Have you ever experienced that sensation when looking at someone you know very well, they suddenly seem like a stranger? Where you find yourself thinking - who is this person?
That's how I felt this weekend for a minute while watching Miss Baby.
I spent more than 10 months home with Miss Baby, and after only 3 days away from her, I felt like I knew nothing about her anymore. That's a bit drastic, I know. But I do feel like, after spending day after day with her - truly, I'm sure I never spent more than a few hours apart from her in that entire period - that now I have no clue about what went on during her day.
What did she learn? What new cute thing did she do? What new sounds did she make?
Tonight I realized she's becoming quite adept at pulling herself up, and she's starting to move along furniture. And although I was there when she first stood up, and even was able to snap a picture of that first, I am still amazed by it and wondered if I had missed something.
When I was home with her I could watch her every move, savor every new accomplishment - and now there's just less time in the day to do that. There are now chunks of time in her life that I'm just not with her. And that's an adjustment.

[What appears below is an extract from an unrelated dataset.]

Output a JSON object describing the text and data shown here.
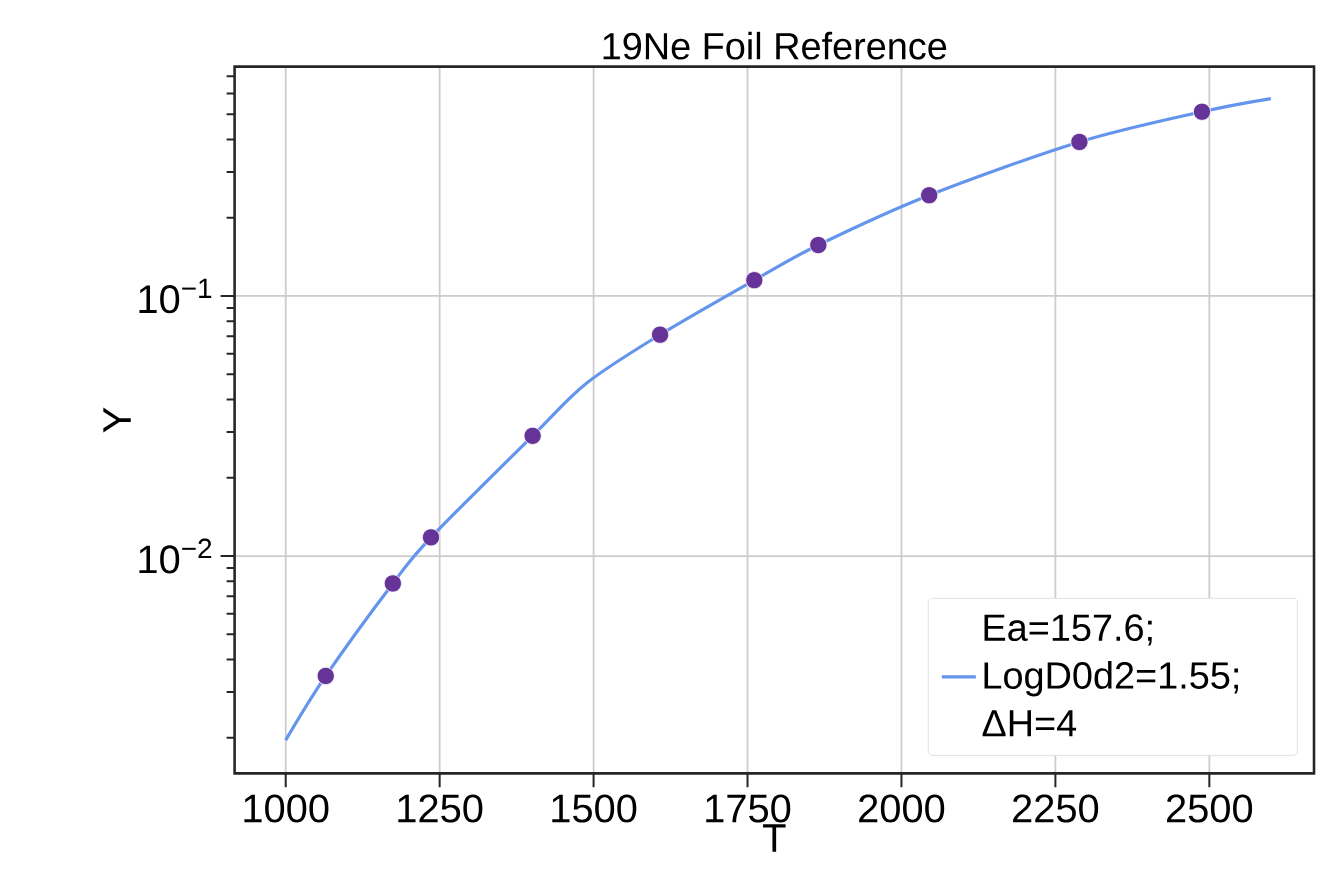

This weekend I just watched her - and now when I look into her eyes, I wonder what she's thinking. I can imagine the wheels turning in that little head of hers. No longer does she gaze up at me with innocent doe eyes, absorbing every little detail. She's thinking out things on her own now. She's developing preferences. She's developing character. She now has her own personality.
And I realize, she's not different to me now because I'm not with her all day anymore, although she now has the daily influence of grandma and grandpa shaping her life, but it's because she's growing up into a little person. She's growing and learning so very fast, I can hardly keep up with her. It's as if she's changing each moment, and if I blink or turn away for just a minute, when I look back, she's suddenly different. Her individuality is emerging, growing stronger every day, and she's just simply no longer completely dependent on me.
It makes me proud, and a little sad at the same time. Nostalgia for the days when my sweet little baby was content to snuggle in a little bundle in my arms, as my strong girl wrestles out of my arms to go exploring....
Oh Miss Baby! Why must you grow up so quickly?